The minds of the Pharisees are so darkened with hate that they do not see what Jesus is trying to tell them. Indeed, they seem hardened against the miracles Jesus has performed, and what that signifies. They do not challenge the reality of the miracles. They simply look past them. All they can see is a man who pays them no deference and does not follow their interpretation of the law. After the Lord spoke to them, he let the words sink in. He “looked around”, looking into the eyes of men who discounted the healing of the lame, the sick, the blind as signs that God had truly come among them.

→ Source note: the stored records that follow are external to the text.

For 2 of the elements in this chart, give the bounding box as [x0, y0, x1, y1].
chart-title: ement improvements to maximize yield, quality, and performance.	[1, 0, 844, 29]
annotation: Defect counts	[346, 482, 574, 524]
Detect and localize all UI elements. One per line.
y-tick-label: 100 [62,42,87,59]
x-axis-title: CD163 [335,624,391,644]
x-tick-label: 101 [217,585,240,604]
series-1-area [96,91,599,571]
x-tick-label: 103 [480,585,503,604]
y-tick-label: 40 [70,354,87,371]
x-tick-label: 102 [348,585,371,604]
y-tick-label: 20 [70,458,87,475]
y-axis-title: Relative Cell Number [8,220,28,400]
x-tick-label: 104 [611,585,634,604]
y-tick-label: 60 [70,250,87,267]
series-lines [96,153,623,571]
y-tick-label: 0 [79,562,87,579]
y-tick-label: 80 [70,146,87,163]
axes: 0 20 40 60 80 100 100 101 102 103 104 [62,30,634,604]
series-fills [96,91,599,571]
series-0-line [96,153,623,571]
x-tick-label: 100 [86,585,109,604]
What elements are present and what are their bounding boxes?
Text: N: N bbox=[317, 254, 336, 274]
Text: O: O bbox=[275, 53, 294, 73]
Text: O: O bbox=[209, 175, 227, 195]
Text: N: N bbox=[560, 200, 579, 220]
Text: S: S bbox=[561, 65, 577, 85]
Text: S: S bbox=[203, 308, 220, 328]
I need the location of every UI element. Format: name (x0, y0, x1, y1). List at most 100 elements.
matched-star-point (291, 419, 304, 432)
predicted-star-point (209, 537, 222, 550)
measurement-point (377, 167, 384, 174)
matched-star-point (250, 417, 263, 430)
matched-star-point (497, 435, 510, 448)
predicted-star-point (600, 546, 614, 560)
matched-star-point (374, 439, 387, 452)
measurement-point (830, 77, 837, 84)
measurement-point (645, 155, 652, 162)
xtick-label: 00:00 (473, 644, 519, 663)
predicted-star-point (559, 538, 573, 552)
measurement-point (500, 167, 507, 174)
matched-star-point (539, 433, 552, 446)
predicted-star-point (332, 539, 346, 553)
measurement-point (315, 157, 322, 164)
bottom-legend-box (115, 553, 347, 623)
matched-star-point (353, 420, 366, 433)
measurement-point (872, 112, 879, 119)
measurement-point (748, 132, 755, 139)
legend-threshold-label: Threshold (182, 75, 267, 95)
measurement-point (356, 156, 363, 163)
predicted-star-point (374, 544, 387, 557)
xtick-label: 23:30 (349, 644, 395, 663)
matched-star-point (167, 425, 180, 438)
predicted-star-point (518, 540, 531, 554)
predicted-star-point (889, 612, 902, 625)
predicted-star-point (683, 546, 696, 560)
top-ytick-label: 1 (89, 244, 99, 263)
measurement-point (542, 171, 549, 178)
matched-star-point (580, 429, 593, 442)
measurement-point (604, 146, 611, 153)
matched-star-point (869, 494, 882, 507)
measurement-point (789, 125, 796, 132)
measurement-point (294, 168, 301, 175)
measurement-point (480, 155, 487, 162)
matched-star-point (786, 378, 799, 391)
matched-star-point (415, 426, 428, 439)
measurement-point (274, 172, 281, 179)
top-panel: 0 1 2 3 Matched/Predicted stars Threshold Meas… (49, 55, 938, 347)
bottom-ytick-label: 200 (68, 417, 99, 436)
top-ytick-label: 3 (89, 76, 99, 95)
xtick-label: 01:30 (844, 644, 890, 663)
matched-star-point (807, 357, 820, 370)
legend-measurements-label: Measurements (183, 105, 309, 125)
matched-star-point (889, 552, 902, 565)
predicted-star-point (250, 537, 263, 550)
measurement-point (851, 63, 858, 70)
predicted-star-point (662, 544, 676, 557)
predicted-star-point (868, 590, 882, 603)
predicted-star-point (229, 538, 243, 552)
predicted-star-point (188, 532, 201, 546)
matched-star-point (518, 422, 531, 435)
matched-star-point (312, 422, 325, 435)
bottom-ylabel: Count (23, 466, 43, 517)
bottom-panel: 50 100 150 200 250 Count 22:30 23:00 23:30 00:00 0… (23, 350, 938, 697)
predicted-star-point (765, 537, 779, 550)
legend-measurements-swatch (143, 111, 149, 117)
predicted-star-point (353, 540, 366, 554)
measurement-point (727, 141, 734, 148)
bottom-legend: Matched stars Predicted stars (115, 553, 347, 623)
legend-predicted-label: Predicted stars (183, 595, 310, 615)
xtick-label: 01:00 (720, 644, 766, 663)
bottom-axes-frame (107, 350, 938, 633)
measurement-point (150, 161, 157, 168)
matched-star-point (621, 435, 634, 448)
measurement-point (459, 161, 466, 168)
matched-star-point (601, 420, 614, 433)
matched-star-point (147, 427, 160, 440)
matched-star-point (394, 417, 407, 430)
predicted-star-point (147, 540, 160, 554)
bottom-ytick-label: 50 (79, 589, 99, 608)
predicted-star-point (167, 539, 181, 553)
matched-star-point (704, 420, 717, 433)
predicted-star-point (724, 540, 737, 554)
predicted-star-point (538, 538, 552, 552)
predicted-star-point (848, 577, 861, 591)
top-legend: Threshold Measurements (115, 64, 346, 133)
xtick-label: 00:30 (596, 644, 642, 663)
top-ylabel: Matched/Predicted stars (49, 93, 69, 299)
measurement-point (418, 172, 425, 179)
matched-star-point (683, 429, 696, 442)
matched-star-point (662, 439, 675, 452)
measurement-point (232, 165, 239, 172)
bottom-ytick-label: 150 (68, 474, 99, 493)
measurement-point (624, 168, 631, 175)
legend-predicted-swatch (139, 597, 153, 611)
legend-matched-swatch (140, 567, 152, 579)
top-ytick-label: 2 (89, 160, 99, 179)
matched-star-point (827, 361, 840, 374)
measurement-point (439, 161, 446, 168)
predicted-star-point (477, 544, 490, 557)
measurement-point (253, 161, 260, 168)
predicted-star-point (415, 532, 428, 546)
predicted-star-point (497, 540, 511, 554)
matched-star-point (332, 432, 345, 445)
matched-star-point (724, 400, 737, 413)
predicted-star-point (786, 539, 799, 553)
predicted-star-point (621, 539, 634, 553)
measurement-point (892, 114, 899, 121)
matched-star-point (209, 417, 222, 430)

And then he turned to the man with the withered hand and told him to hold out the afflicted appendage, and all could see that it was whole. Flesh and tendons had suddenly appeared. The man could wiggle his fingers and open and close his fist. The sense of touch returned to it. We have to imagine the reaction of the man, for it was so overshadowed by the bitterness of the Pharisees that this is what Luke describes: “They became enraged and discussed together what they might do to Jesus.” They probably bolted from the synagogue, unable to bear the presence of the Lord and the man whom he had healed. They go off to break the Sabbath by their plotting the Lord’s death. Jesus, in fact, did not break the Sabbath here, but went against the interpretation the Pharisees baselessly put upon the Sabbath laws.
We can see here that God will not allow us to decide what he can and cannot do, but we can also see in this account how God comes to the earth, signified by the synagogue, in order to heal the human race from the sin which has withered it, that is, the original sin which wounded human nature. The devil, that is, the Pharisees, is powerless to stop him, but howls about the healing and forgiveness that he brings and looks for ways to destroy him. Looking at the account this way helps us to understand something of the mindless and senseless state of those who hated (and continue today to hate) the Lord.